Studies have found that fewer than 20 percent of custodians are in compliance with state laws. And while states cannot directly turn unclaimed property into revenue, they can claim interest generated. States can also assess penalties and interest and can also perform audits and charge the companies audit. In place, this can be $200 per day per auditor, Jundt says. There is more than $30 billion of such property in the hands of custodians.
Jundt is typically hired by companies to perform risk assessments, helping to determine if companies are filing information correction and how they would fare in audits. Thomson's staff also helps determine if there are amnesty or voluntary disclosure programs and utilizes an outsourcing company that files reports annually for clients.

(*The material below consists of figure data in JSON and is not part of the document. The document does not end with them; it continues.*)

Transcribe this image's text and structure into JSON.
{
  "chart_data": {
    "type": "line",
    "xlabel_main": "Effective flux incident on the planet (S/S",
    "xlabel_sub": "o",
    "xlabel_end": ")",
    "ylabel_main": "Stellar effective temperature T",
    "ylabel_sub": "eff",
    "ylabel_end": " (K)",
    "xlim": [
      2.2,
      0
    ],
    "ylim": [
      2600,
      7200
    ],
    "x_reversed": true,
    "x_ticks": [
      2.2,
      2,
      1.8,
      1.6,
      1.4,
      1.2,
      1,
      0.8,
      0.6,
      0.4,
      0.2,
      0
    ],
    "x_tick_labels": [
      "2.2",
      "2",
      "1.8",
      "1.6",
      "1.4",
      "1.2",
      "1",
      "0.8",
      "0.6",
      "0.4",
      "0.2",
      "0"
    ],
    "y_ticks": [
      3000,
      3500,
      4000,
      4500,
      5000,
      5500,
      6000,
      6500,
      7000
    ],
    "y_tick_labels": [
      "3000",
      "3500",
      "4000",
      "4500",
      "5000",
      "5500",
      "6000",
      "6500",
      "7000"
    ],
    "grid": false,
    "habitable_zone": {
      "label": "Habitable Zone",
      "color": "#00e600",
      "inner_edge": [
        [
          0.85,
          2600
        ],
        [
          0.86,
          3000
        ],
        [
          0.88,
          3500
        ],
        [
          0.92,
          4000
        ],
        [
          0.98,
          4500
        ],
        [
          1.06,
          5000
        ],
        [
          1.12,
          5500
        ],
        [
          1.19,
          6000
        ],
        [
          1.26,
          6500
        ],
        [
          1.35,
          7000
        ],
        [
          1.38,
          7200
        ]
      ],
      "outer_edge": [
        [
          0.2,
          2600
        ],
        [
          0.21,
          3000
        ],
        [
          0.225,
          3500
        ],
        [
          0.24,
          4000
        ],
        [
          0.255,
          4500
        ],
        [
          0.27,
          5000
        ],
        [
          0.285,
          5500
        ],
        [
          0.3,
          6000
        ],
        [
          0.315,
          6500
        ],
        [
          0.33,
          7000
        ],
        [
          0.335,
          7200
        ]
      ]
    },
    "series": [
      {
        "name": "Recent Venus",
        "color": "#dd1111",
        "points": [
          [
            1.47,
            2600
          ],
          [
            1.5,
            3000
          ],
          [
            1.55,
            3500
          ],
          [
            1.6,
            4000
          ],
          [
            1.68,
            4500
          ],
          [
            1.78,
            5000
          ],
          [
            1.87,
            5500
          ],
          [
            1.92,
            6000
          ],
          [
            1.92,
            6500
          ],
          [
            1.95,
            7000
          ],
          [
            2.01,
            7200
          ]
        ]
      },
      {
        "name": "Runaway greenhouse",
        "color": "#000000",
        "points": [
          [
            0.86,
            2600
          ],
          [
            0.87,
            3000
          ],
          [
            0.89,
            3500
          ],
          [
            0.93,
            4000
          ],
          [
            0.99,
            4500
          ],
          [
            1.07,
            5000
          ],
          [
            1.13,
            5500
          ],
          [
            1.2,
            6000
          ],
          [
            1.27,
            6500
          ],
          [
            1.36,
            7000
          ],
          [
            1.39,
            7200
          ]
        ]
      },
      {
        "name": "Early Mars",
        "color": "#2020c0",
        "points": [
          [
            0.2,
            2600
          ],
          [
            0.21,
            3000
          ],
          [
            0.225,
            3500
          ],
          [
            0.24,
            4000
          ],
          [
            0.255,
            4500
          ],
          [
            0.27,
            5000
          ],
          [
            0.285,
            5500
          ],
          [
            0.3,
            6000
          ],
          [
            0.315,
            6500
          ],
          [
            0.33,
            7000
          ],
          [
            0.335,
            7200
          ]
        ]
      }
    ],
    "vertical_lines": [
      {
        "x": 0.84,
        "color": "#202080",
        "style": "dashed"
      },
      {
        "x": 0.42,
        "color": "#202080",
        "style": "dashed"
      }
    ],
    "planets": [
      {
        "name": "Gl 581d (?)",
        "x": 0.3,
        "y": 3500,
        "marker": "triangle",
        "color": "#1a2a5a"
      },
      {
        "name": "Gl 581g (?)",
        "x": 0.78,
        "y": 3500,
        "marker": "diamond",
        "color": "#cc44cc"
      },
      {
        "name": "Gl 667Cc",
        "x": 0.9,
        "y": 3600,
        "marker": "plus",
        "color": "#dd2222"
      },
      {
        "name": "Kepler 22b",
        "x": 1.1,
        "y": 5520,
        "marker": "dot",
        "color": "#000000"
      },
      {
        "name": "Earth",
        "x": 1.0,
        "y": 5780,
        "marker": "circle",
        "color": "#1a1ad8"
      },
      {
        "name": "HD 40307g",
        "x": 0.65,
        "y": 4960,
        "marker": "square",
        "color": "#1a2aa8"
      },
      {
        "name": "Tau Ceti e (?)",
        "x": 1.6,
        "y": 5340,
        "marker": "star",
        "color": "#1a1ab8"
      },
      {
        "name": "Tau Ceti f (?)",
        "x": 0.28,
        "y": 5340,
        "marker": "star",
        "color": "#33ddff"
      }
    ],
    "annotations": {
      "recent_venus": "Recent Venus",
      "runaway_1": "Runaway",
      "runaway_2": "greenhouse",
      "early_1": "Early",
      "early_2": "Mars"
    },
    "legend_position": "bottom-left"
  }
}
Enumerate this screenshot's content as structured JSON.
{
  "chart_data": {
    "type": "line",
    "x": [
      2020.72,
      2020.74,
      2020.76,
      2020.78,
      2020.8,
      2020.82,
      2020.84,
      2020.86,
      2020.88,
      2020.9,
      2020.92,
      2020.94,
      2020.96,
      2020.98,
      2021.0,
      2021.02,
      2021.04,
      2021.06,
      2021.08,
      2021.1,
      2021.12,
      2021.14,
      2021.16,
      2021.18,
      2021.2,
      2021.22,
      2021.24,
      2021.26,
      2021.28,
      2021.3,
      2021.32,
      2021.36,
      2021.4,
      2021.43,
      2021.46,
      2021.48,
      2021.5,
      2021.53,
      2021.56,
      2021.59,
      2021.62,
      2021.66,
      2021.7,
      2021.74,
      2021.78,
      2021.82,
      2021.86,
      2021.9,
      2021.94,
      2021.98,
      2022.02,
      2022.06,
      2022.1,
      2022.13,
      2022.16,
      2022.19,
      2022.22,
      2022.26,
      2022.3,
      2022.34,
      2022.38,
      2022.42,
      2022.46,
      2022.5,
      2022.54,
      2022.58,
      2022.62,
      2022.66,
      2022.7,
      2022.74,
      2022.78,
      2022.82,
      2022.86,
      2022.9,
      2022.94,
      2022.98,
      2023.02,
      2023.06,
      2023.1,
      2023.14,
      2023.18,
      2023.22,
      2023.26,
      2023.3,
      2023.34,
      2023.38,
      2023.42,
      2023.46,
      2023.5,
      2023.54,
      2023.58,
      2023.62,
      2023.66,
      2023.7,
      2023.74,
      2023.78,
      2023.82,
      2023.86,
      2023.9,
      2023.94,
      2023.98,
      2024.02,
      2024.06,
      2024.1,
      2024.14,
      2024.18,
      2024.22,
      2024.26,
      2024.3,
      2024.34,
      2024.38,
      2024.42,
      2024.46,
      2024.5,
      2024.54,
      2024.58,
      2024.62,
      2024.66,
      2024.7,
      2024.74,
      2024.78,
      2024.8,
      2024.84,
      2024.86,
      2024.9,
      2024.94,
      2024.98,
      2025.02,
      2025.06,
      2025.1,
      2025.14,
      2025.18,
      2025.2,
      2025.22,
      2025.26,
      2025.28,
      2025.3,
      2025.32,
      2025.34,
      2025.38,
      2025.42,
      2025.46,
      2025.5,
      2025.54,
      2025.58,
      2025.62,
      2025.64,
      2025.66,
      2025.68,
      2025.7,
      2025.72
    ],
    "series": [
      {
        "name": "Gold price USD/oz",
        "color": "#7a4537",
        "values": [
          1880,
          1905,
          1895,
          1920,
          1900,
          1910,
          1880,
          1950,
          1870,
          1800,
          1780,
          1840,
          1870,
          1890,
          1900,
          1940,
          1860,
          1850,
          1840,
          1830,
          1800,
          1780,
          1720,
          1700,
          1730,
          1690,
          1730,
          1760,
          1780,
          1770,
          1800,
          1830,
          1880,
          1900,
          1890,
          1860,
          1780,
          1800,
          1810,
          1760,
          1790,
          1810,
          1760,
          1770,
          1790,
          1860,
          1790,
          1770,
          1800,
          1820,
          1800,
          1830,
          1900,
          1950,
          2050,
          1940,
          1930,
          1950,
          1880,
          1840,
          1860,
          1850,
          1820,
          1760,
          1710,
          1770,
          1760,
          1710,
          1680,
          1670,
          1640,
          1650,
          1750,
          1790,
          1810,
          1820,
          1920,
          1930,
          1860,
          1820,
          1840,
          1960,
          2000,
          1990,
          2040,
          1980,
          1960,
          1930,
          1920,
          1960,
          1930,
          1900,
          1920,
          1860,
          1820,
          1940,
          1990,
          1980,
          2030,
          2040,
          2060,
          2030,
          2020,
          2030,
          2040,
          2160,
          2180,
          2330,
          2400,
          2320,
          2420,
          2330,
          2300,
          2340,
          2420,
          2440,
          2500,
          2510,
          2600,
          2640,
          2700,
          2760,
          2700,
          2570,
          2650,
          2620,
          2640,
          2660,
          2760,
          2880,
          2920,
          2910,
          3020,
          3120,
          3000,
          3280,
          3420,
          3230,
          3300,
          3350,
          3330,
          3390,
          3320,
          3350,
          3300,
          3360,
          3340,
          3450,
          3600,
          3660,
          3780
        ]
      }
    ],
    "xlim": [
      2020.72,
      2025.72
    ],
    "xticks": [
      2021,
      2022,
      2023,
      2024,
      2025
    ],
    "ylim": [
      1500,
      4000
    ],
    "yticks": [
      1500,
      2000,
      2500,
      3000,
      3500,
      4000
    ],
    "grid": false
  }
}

The unspent amount on gift cards is a particularly important topic because of their widespread usage and the fact that so many are not used, or amounts are left unspent, say $1.34 on a $50 gift card that has been used. Some states split that money with the card issuer, using the assumption the issuer has a right to make money on gift cards. Jundt says some will let the merchant recoup 60 percent while 40 percent will fall under state custody. Small amounts may not be a problem. Utah, for example, exempts card with balances of less than $25.
Issues of Special Important to Accountants.
GAAP issues. Failure to properly account for unclaimed property liability could be in violation of Generally Accepted Accounting Principles (GAAP).
State Laws. Unclaimed property compliance is required under all states’ unclaimed property statutes.
Sarbanes-Oxley implications. SOX requirements of internal controls and certification of internal controls mean businesses must properly record unclaimed property.